On 03/07/11 19:27, Freddie Cash wrote:
On Mon, Mar 7, 2011 at 4:56 PM, Nathan Whitehorn<nwhiteh...@freebsd.org>  wrote:
On 03/07/11 14:14, Freddie Cash wrote:
Things that irritated me:
   - when you drop to a shell from the disk editor screen, it lists the
instructions at the top, but then never repeats them ever again
Can you suggest a better way to do this? In other words, when and in what
circumstances would you want to see them again?
It follows along with the next item, so I'll address them both below.

   - if you get lost in the disk editor shell and type "exit" to get
back to the disk editor ... it thinks you are finished partitioning
and carries on with the install, which then errors out due to no
writable filesystems, requiring you to restart the entire process
This is bad.

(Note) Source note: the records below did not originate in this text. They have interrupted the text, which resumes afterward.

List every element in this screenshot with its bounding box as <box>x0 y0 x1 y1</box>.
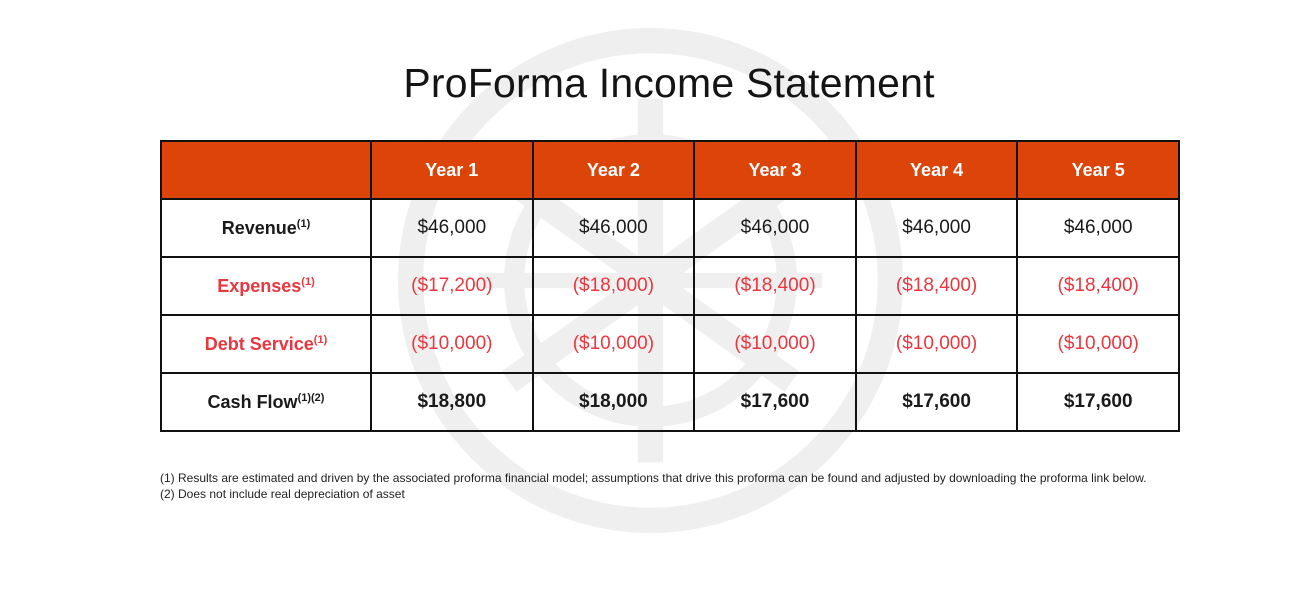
table-cell: ($17,200) <box>371 257 533 315</box>
row-label-expenses: Expenses$^{(1)}$ <box>161 257 371 315</box>
header-cell-year-3: Year 3 <box>694 141 856 199</box>
row-label-debt-service: Debt Service$^{(1)}$ <box>161 315 371 373</box>
table-cell: $46,000 <box>371 199 533 257</box>
table-row-debt-service <box>161 315 1179 373</box>
table-cell: ($18,000) <box>533 257 695 315</box>
table-cell: ($10,000) <box>1017 315 1179 373</box>
header-cell-year-2: Year 2 <box>533 141 695 199</box>
table-cell: ($10,000) <box>694 315 856 373</box>
footnote-marker: (1) <box>296 217 311 230</box>
table-row-revenue <box>161 199 1179 257</box>
table-cell: $46,000 <box>1017 199 1179 257</box>
table-cell: $46,000 <box>533 199 695 257</box>
table-cell: ($18,400) <box>1017 257 1179 315</box>
table-cell: $17,600 <box>856 373 1018 431</box>
table-header-row <box>161 141 1179 199</box>
table-cell: ($10,000) <box>533 315 695 373</box>
row-label-revenue: Revenue$^{(1)}$ <box>161 199 371 257</box>
table-cell: ($18,400) <box>694 257 856 315</box>
table-row-expenses <box>161 257 1179 315</box>
table-row-cash-flow <box>161 373 1179 431</box>
header-cell-blank <box>161 141 371 199</box>
table-cell: $46,000 <box>694 199 856 257</box>
footnote-marker: (1)(2) <box>297 391 325 404</box>
table-cell: $17,600 <box>1017 373 1179 431</box>
page-title: ProForma Income Statement <box>403 60 935 106</box>
footnote-1: (1) Results are estimated and driven by the associated proforma financial model; assumptions that drive this proforma can be found and adjusted by downloading the proforma link below. <box>160 471 1147 485</box>
header-cell-year-1: Year 1 <box>371 141 533 199</box>
footnote-marker: (1) <box>313 333 328 346</box>
table-cell: $18,800 <box>371 373 533 431</box>
header-cell-year-4: Year 4 <box>856 141 1018 199</box>
footnote-2: (2) Does not include real depreciation of asset <box>160 487 405 501</box>
table-cell: $17,600 <box>694 373 856 431</box>
footnotes <box>160 470 1160 502</box>
header-cell-year-5: Year 5 <box>1017 141 1179 199</box>
footnote-marker: (1) <box>301 275 315 288</box>
table-cell: ($10,000) <box>371 315 533 373</box>
table-cell: $18,000 <box>533 373 695 431</box>
table-cell: $46,000 <box>856 199 1018 257</box>
table-cell: ($10,000) <box>856 315 1018 373</box>
income-statement-table <box>160 140 1180 432</box>
table-cell: ($18,400) <box>856 257 1018 315</box>
row-label-cash-flow: Cash Flow$^{(1)(2)}$ <box>161 373 371 431</box>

I can modify it to check if a filesystem has been mounted at
/mnt, and maybe if the fstab file exists and restart the disk editor menu if
they have not.
If something like the above is done, then the first item above is also
handled.  :)

As in, if you forget the instructions, just exit the shell to go back
to the disk editor, which then complains you don't have a mounted
filesystem to install to, and then you can drop back to the shell.

Maybe loop back to the beginning of the disk editor, where it asks you
if you want to do it Guided, Manual, or Shell?  Or something like
that.

The "Guided, Manual, Shell" is what I meant by "disk editor menu", so I agree with you entirely :)

"Something" needs to go here to check for a mounted, writable
filesystem to install to.  :)

On the flip side, the entire install process is short enough that it's
not too onerous to restart it.

   - the disk editor is very limited, especially in its error handling;
I found myself stuck in a loop trying to exit the screen without a /
filesystem listed, but I was doing everything from the shell
That's a clear bug. It should probably only validate the setup if 'Save' is
selected. The issue of whether it should allow you to save without defining
a / partition when invoked from a shell is a more complicated one, and one
I'll have to think about (suggestions welcome).
I don't recall there being a Save option, but maybe I skipped over it
and just went to Exit.  I'll have to look at this screen again.  Using
Save probably would have helpded.  :)

If you press Exit, it asks whether you want to Save, Abort, or Cancel. Abort exits the partitioner without making changes. I just modified this so that it will only try to validate the disk setup if you press Save -- you don't need a valid setup if you are bailing on the partitioner, after all.

   - screen flips between a nice blue background (the curses
interface?) and a black background (running shell commands?) which is
quite jarring and slightly confusing;
   - screen elements go from nicely centred (curses interface?) and
then jump to the top-left corner of the screen (shell commands?) which
is also quite jarring and slightly confusing
Yes, this should be prettified. It's running a few things (passwd, adduser)
in a chroot, and I figured getting things working there was more important
than making them pretty for now.
It's a minor nit, as sysinstall does the same.  Maybe there's a way to
use text input fields (like the DHCP screens, and adduser screens from
sysinstall), then run the commands in the background, and just show
error/success messages?  [shrug] I know nothing about curses
programming.  :)

Yeah, I need to find time/a good way to do this (or someone else can: patches are always welcome). Text fields would work well, and I think even just making the banner at the top of the screen blue would help.